Writing

The weblog contains primarily commentary on and analysis of safety-related matters with complex systems, especially those involving digital components. Our writers have academic and professional experience with accident analyses, in particular with aircraft accidents, and are in the forefront of developing analysis methods.

PBL is also a trained logician, and maintains interest in applied logic and philosophy.

Our academic WWW site is www.rvs.uni-bielefeld.de and there are technical papers and downloadable software on the Causalis Limited WWW site

Writers

PBL is Peter Bernard Ladkin, Professor of Computer Networks and Distributed Systems in the Faculty of Technology at the University of Bielefeld; Principal Investigator in the university’s Cognitive Interaction Technology Center of Excellence CITEC; founder and a director of the tech-transfer company Causalis Limited.
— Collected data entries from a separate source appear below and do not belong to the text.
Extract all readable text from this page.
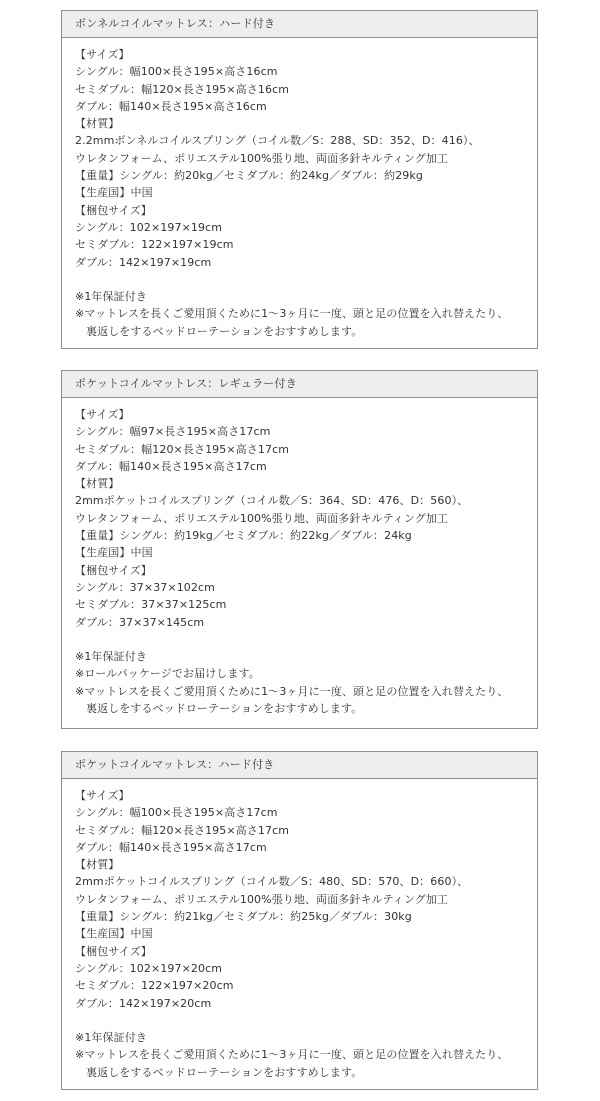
ボンネルコイルマットレス：ハード付き
【サイズ】
シングル：幅100×長さ195×高さ16cm
セミダブル：幅120×長さ195×高さ16cm
ダブル：幅140×長さ195×高さ16cm
【材質】
2.2mmボンネルコイルスプリング（コイル数／S：288、SD：352、D：416）、
ウレタンフォーム、ポリエステル100%張り地、両面多針キルティング加工
【重量】シングル：約20kg／セミダブル：約24kg／ダブル：約29kg
【生産国】中国
【梱包サイズ】
シングル：102×197×19cm
セミダブル：122×197×19cm
ダブル：142×197×19cm
※1年保証付き
※マットレスを長くご愛用頂くために1～3ヶ月に一度、頭と足の位置を入れ替えたり、
裏返しをするベッドローテーションをおすすめします。
ポケットコイルマットレス：レギュラー付き
【サイズ】
シングル：幅97×長さ195×高さ17cm
セミダブル：幅120×長さ195×高さ17cm
ダブル：幅140×長さ195×高さ17cm
【材質】
2mmポケットコイルスプリング（コイル数／S：364、SD：476、D：560）、
ウレタンフォーム、ポリエステル100%張り地、両面多針キルティング加工
【重量】シングル：約19kg／セミダブル：約22kg／ダブル：24kg
【生産国】中国
【梱包サイズ】
シングル：37×37×102cm
セミダブル：37×37×125cm
ダブル：37×37×145cm
※1年保証付き
※ロールパッケージでお届けします。
※マットレスを長くご愛用頂くために1～3ヶ月に一度、頭と足の位置を入れ替えたり、
裏返しをするベッドローテーションをおすすめします。
ポケットコイルマットレス：ハード付き
【サイズ】
シングル：幅100×長さ195×高さ17cm
セミダブル：幅120×長さ195×高さ17cm
ダブル：幅140×長さ195×高さ17cm
【材質】
2mmポケットコイルスプリング（コイル数／S：480、SD：570、D：660）、
ウレタンフォーム、ポリエステル100%張り地、両面多針キルティング加工
【重量】シングル：約21kg／セミダブル：約25kg／ダブル：30kg
【生産国】中国
【梱包サイズ】
シングル：102×197×20cm
セミダブル：122×197×20cm
ダブル：142×197×20cm
※1年保証付き
※マットレスを長くご愛用頂くために1～3ヶ月に一度、頭と足の位置を入れ替えたり、
裏返しをするベッドローテーションをおすすめします。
Peter and Causalis Limited specialise in the analysis of safety-related and safety-critical complex heterogeneous systems and their behavior, including accidents. His group at CITEC investigates safety and security issues with human-machine interactions and develops methods for safety assurance. He developed Why-Because Analysis (WBA) for the causal analysis of accidents and incidents in 1996-8 with the assistance of students. WBA has been adopted as a company standard by Siemens Transportation Systems Rail Automation Division, the world market-leader in railway signalling systems, as well as by Siemens Transportation Systems Mass Transit, a leading supplier of trams and tramway systems. It is also used by the two leading academic institutions in Germany which analyse rail accidents. It has supported prominent legal proceedings in New Zealand, Japan, Indonesia, England and France as well as insurance negotiations on major accidents. WBA software tools are available. Peter has also developed a rigorous safety analysis method Ontological Hazard Analysis (OHA), based on formal specification and formal refinement, to determine safety requirements for critical systems as completely as possible.
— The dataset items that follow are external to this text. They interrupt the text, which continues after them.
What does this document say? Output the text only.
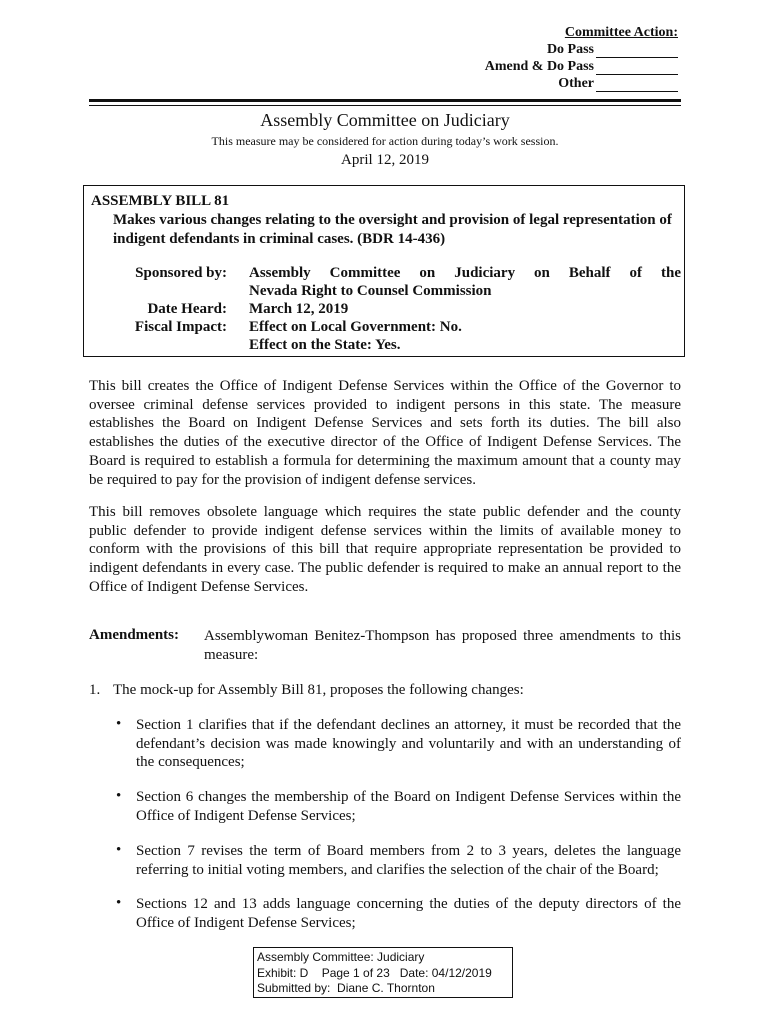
Committee Action:
Do Pass
Amend & Do Pass
Other
Assembly Committee on Judiciary
This measure may be considered for action during today’s work session.
April 12, 2019
ASSEMBLY BILL 81
Makes various changes relating to the oversight and provision of legal representation of indigent defendants in criminal cases. (BDR 14-436)
Sponsored by: Assembly Committee on Judiciary on Behalf of the
Nevada Right to Counsel Commission
Date Heard: March 12, 2019
Fiscal Impact: Effect on Local Government: No.
Effect on the State: Yes.
This bill creates the Office of Indigent Defense Services within the Office of the Governor to oversee criminal defense services provided to indigent persons in this state. The measure establishes the Board on Indigent Defense Services and sets forth its duties. The bill also establishes the duties of the executive director of the Office of Indigent Defense Services. The Board is required to establish a formula for determining the maximum amount that a county may be required to pay for the provision of indigent defense services.
This bill removes obsolete language which requires the state public defender and the county public defender to provide indigent defense services within the limits of available money to conform with the provisions of this bill that require appropriate representation be provided to indigent defendants in every case. The public defender is required to make an annual report to the Office of Indigent Defense Services.
Amendments: Assemblywoman Benitez-Thompson has proposed three amendments to this measure:
1. The mock-up for Assembly Bill 81, proposes the following changes:
• Section 1 clarifies that if the defendant declines an attorney, it must be recorded that the defendant’s decision was made knowingly and voluntarily and with an understanding of the consequences;
• Section 6 changes the membership of the Board on Indigent Defense Services within the Office of Indigent Defense Services;
• Section 7 revises the term of Board members from 2 to 3 years, deletes the language referring to initial voting members, and clarifies the selection of the chair of the Board;
• Sections 12 and 13 adds language concerning the duties of the deputy directors of the Office of Indigent Defense Services;
Assembly Committee: Judiciary
Exhibit: D    Page 1 of 23   Date: 04/12/2019
Submitted by:  Diane C. Thornton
Peter has a B.A. (Hons) degree in Maths and Philosophy from the University of Oxford, an M.A. in Mathematics and a Ph.D. in Logic and the Methodology of Science, both from the University of California at Berkeley. He has taught math and computer science inter alia at Stanford University and the University of California at Berkeley, and at Bielefeld since 1995. He has held visiting professorships in Germany, France, Britain and Canada, and has worked in California at the SRI International Computer Science Laboratory and the Kestrel Institute as well as consulting for Silicon Valley companies. In 2002, he co-founded the Bieleschweig Workshops in System Engineering with colleagues in Braunschweig. He serves on numerous program committees for international conferences, and has given invited addresses to major computer-safety conferences such as SAFECOMP, the Safety-Critical Systems Symposium, and the IET International System Safety Conference (Oct 2009). He holds a U.S. FAA private pilot’s licence with instrument rating, has about 750 hrs TT and used to own a PA28-181 which he has flown all over the Western U.S. and Southwestern deserts. He doesn’t own a car, but has numerous bicycles.
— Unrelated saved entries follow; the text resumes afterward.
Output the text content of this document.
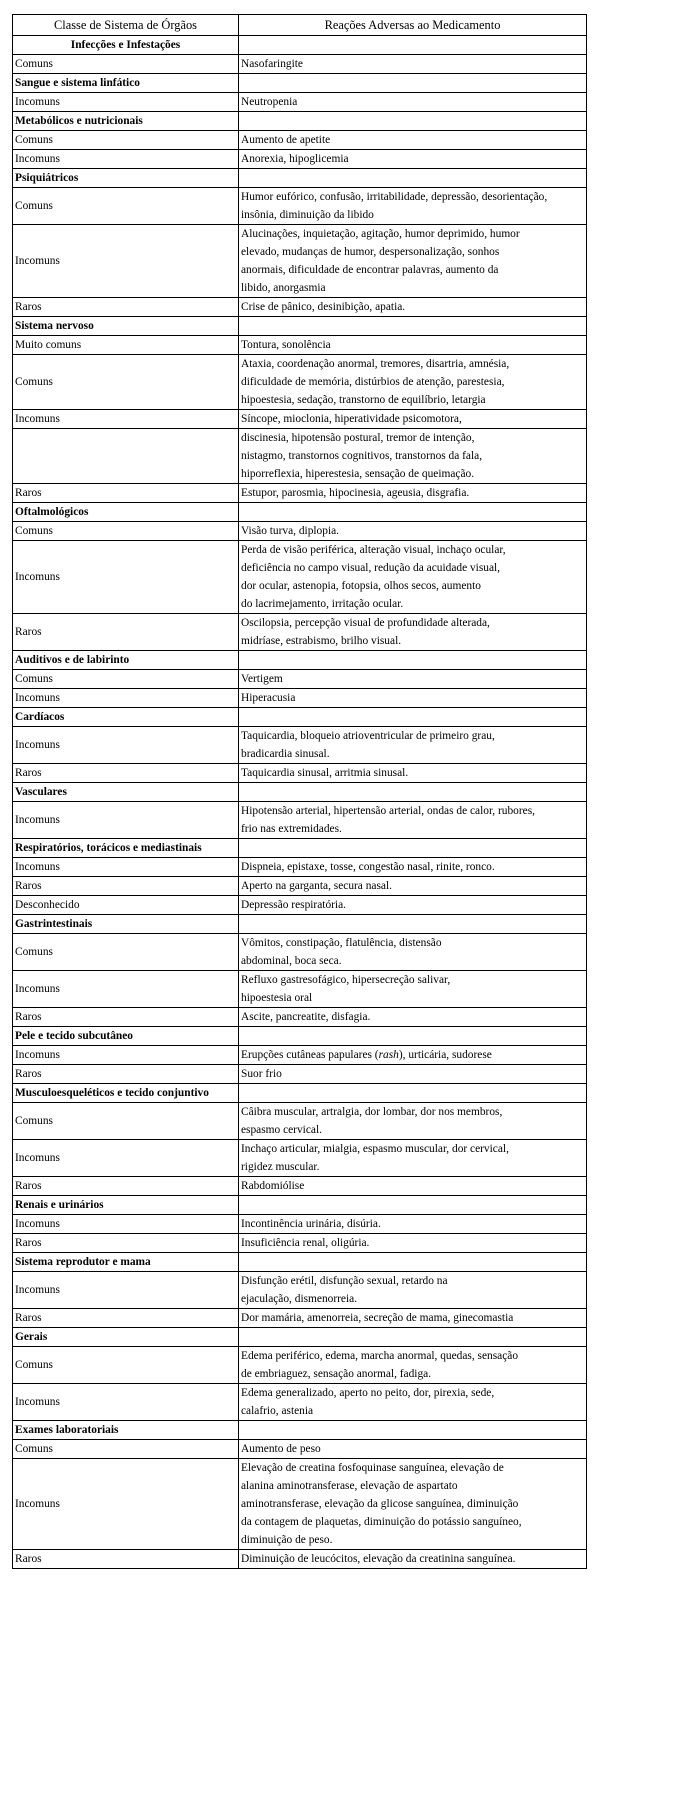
Classe de Sistema de Órgãos	Reações Adversas ao Medicamento
Infecções e Infestações	
Comuns	Nasofaringite

Sangue e sistema linfático	
Incomuns	Neutropenia

Metabólicos e nutricionais	
Comuns	Aumento de apetite

Incomuns	Anorexia, hipoglicemia

Psiquiátricos	
Comuns	Humor eufórico, confusão, irritabilidade, depressão, desorientação,
insônia, diminuição da libido

Incomuns	Alucinações, inquietação, agitação, humor deprimido, humor
elevado, mudanças de humor, despersonalização, sonhos
anormais, dificuldade de encontrar palavras, aumento da
libido, anorgasmia

Raros	Crise de pânico, desinibição, apatia.

Sistema nervoso	
Muito comuns	Tontura, sonolência

Comuns	Ataxia, coordenação anormal, tremores, disartria, amnésia,
dificuldade de memória, distúrbios de atenção, parestesia,
hipoestesia, sedação, transtorno de equilíbrio, letargia

Incomuns	Síncope, mioclonia, hiperatividade psicomotora,

	discinesia, hipotensão postural, tremor de intenção,
nistagmo, transtornos cognitivos, transtornos da fala,
hiporreflexia, hiperestesia, sensação de queimação.

Raros	Estupor, parosmia, hipocinesia, ageusia, disgrafia.

Oftalmológicos	
Comuns	Visão turva, diplopia.

Incomuns	Perda de visão periférica, alteração visual, inchaço ocular,
deficiência no campo visual, redução da acuidade visual,
dor ocular, astenopia, fotopsia, olhos secos, aumento
do lacrimejamento, irritação ocular.

Raros	Oscilopsia, percepção visual de profundidade alterada,
midríase, estrabismo, brilho visual.

Auditivos e de labirinto	
Comuns	Vertigem

Incomuns	Hiperacusia

Cardíacos	
Incomuns	Taquicardia, bloqueio atrioventricular de primeiro grau,
bradicardia sinusal.

Raros	Taquicardia sinusal, arritmia sinusal.

Vasculares	
Incomuns	Hipotensão arterial, hipertensão arterial, ondas de calor, rubores,
frio nas extremidades.

Respiratórios, torácicos e mediastinais	
Incomuns	Dispneia, epistaxe, tosse, congestão nasal, rinite, ronco.

Raros	Aperto na garganta, secura nasal.

Desconhecido	Depressão respiratória.

Gastrintestinais	
Comuns	Vômitos, constipação, flatulência, distensão
abdominal, boca seca.

Incomuns	Refluxo gastresofágico, hipersecreção salivar,
hipoestesia oral

Raros	Ascite, pancreatite, disfagia.

Pele e tecido subcutâneo	
Incomuns	Erupções cutâneas papulares (rash), urticária, sudorese

Raros	Suor frio

Musculoesqueléticos e tecido conjuntivo	
Comuns	Câibra muscular, artralgia, dor lombar, dor nos membros,
espasmo cervical.

Incomuns	Inchaço articular, mialgia, espasmo muscular, dor cervical,
rigidez muscular.

Raros	Rabdomiólise

Renais e urinários	
Incomuns	Incontinência urinária, disúria.

Raros	Insuficiência renal, oligúria.

Sistema reprodutor e mama	
Incomuns	Disfunção erétil, disfunção sexual, retardo na
ejaculação, dismenorreia.

Raros	Dor mamária, amenorreia, secreção de mama, ginecomastia

Gerais	
Comuns	Edema periférico, edema, marcha anormal, quedas, sensação
de embriaguez, sensação anormal, fadiga.

Incomuns	Edema generalizado, aperto no peito, dor, pirexia, sede,
calafrio, astenia

Exames laboratoriais	
Comuns	Aumento de peso

Incomuns	Elevação de creatina fosfoquinase sanguínea, elevação de
alanina aminotransferase, elevação de aspartato
aminotransferase, elevação da glicose sanguínea, diminuição
da contagem de plaquetas, diminuição do potássio sanguíneo,
diminuição de peso.

Raros	Diminuição de leucócitos, elevação da creatinina sanguínea.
Peter may be contacted at ladkinATrvsDOTuni-bielefeldDOTde

bsieker is Dr.-Ing. Bernd Sieker of the University of Bielefeld’s Centre of Excellence in Cognitive Interaction Technology, CITEC. He is also Senior Reverse Engineer of Causalis Limited, the principal developer of the first software suite for Why-Because Analysis, VWBT, and the implementor of the local area network (LAN) for VWBT which Causalis has used for WBA tutorials internationally. His doctoral thesis concerned the safety analysis using Ontological Hazard Analysis (OHA) of the protocol for train dispatching (a verbal protocol used on lightly-travelled lines without signals) in German rail operations. His work has been presented in an Informatics Colloquium at the University of Kiel in 2006, as an all-day industrial tutorial for the Safety-Critical Systems Club in London in 2006, and in an invited talk to the Safety-Critical Systems Symposium in Brighton in 2009. He has performed numerous Why-Because Analyses and Hazard Analyses for clients of Causalis as well as pro bono. Samples of such work may be found on the Publications section of the Causalis WWW site.

Bernd may be contacted at siekerATcausalisDOTcom

JS is Dr.-Ing. Jan Sanders. Jan has a degree in Informatics for Natural Science from Bielefeld, specialising in Cognitive Science and Communications Theory. He currently works for the Bundesamt für Sicherheit in der Informationstechnik (BSI), the Federal Information-Technology Security Agency, in the area of infrastructure security. He is the lead programmer of the SERAS software tool suite for causal analysis of incidents and accidents.